Her and Me and You – Lauren Strasnick

her-and-me-and-you-366x550Alex and her mom have moved to Meadow Marsh to live in Alex’s dead grandmother’s house because “my favourite parent, Dad, had done some very bad things with a paralegal named Caroline.”

Faster than you can say trouble, with a capital T, Alex meets Fred and his twin sister, Adina. They’re  –  odd. Well, at least Adina is, but Alex is drawn to them anyway. Mostly she’s looking for an escape from the wreckage of her parents’ marriage and her mother’s subsequent nosedive into a bottle.

There’s not a lot of plot here – nothing much happens – but the triangle between Alex, Fred and Adina is almost immediately fraught with a weird and buzzing tension that Alex can’t quite get a handle on. One minute Adina is her bestie, the next she’s icing Alex out. To further complicate matters, Alex finds herself drawn to Fred, “his freckled face made [her] want to bake a batch of cookies. Down a gallon of milk.”

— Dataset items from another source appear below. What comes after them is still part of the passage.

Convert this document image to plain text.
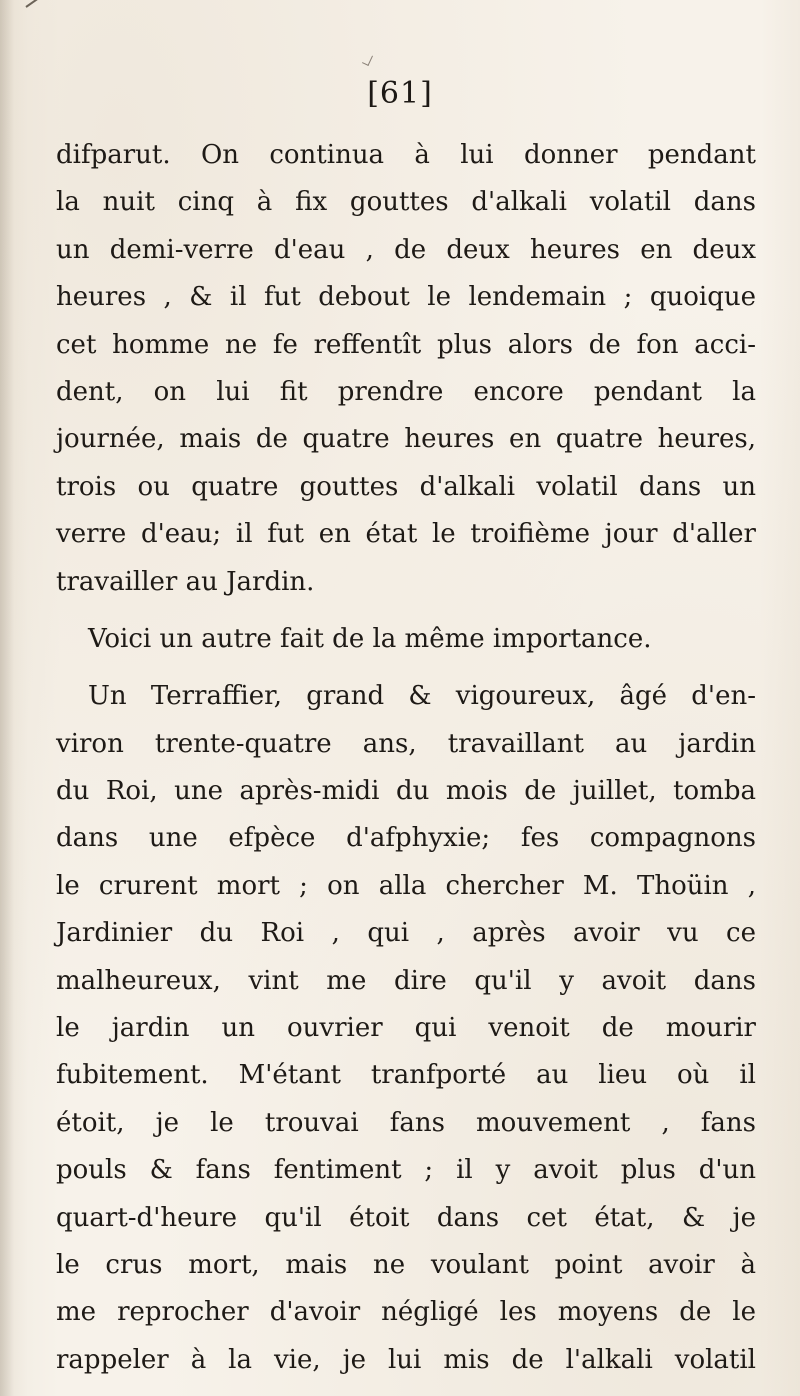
[61]
difparut. On continua à lui donner pendant
la nuit cinq à fix gouttes d'alkali volatil dans
un demi-verre d'eau , de deux heures en deux
heures , & il fut debout le lendemain ; quoique
cet homme ne fe reffentît plus alors de fon acci-
dent, on lui fit prendre encore pendant la
journée, mais de quatre heures en quatre heures,
trois ou quatre gouttes d'alkali volatil dans un
verre d'eau; il fut en état le troifième jour d'aller
travailler au Jardin.
Voici un autre fait de la même importance.
Un Terraffier, grand & vigoureux, âgé d'en-
viron trente-quatre ans, travaillant au jardin
du Roi, une après-midi du mois de juillet, tomba
dans une efpèce d'afphyxie; fes compagnons
le crurent mort ; on alla chercher M. Thoüin ,
Jardinier du Roi , qui , après avoir vu ce
malheureux, vint me dire qu'il y avoit dans
le jardin un ouvrier qui venoit de mourir
fubitement. M'étant tranfporté au lieu où il
étoit, je le trouvai fans mouvement , fans
pouls & fans fentiment ; il y avoit plus d'un
quart-d'heure qu'il étoit dans cet état, & je
le crus mort, mais ne voulant point avoir à
me reprocher d'avoir négligé les moyens de le
rappeler à la vie, je lui mis de l'alkali volatil
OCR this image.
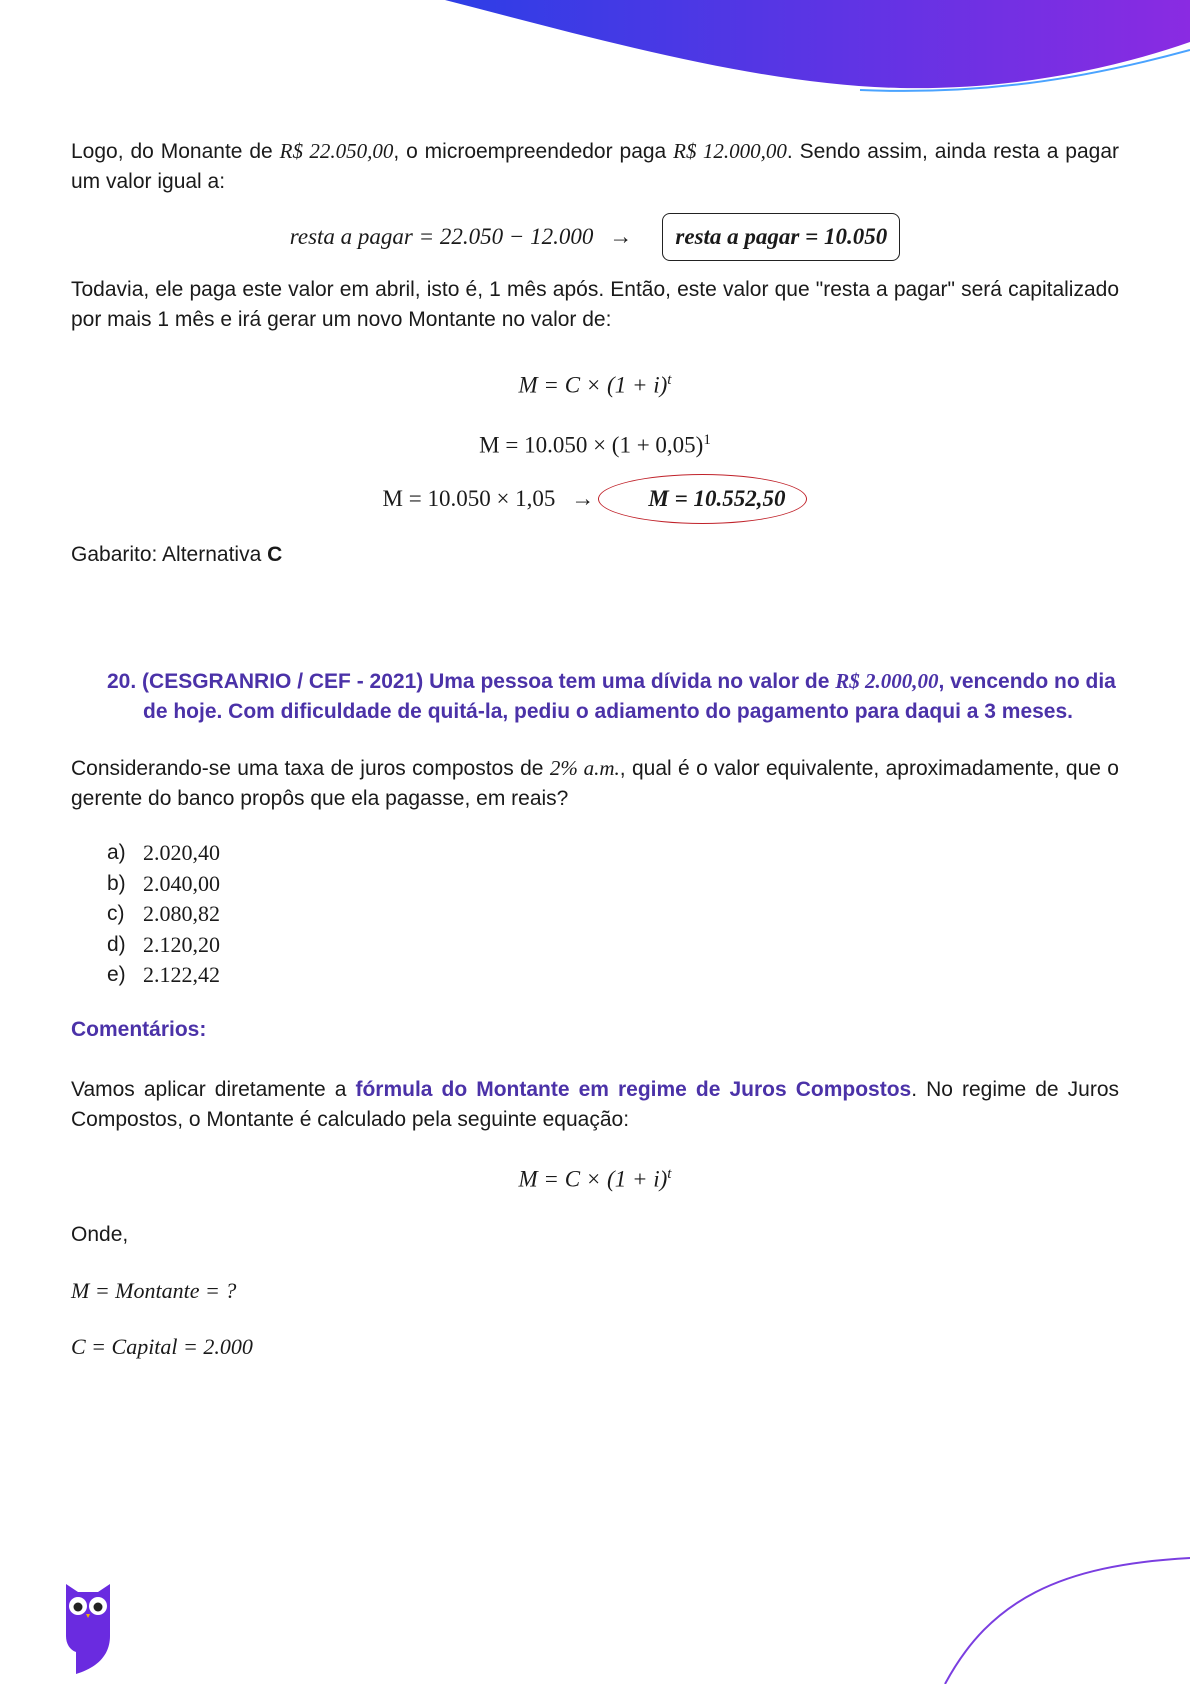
Logo, do Monante de R$ 22.050,00, o microempreendedor paga R$ 12.000,00. Sendo assim, ainda resta a pagar um valor igual a:

resta a pagar = 22.050 − 12.000 →	resta a pagar = 10.050

Todavia, ele paga este valor em abril, isto é, 1 mês após. Então, este valor que "resta a pagar" será capitalizado por mais 1 mês e irá gerar um novo Montante no valor de:

$M = C \times (1 + i)^t$
$M = 10.050 \times (1 + 0,05)^1$
M = 10.050 × 1,05 →	M = 10.552,50

Gabarito: Alternativa C

20. (CESGRANRIO / CEF - 2021) Uma pessoa tem uma dívida no valor de R$ 2.000,00, vencendo no dia de hoje. Com dificuldade de quitá-la, pediu o adiamento do pagamento para daqui a 3 meses.

Considerando-se uma taxa de juros compostos de 2% a.m., qual é o valor equivalente, aproximadamente, que o gerente do banco propôs que ela pagasse, em reais?

a) 2.020,40
b) 2.040,00
c) 2.080,82
d) 2.120,20
e) 2.122,42

Comentários:

Vamos aplicar diretamente a fórmula do Montante em regime de Juros Compostos. No regime de Juros Compostos, o Montante é calculado pela seguinte equação:

$M = C \times (1 + i)^t$

Onde,

M = Montante = ?

C = Capital = 2.000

There’s also the problem of what Alex has left behind: her best friend, Evie, for starters has fallen in love and Alex felt “furious” about it. “Everything had changed so fast. Dad. Mom. Evie. Especially Evie.”

Her and Me and You is a relatively light-weight coming-of-age novel that is just better than average because despite the fact  that it has many of the standard YA realistic fiction hallmarks: divorced parents, absent parents, eating disorders, underage drinking, high school drama, it also has a compelling protagonist. Alex doubts herself in the way of all teenage girls, but she also has a wonderful capacity for growth and forgiveness. I liked that about her.

 Her and Me and You is a strangely compelling YA novel and I think it mostly has to do with how it navigates the tricky world of teenage relationships.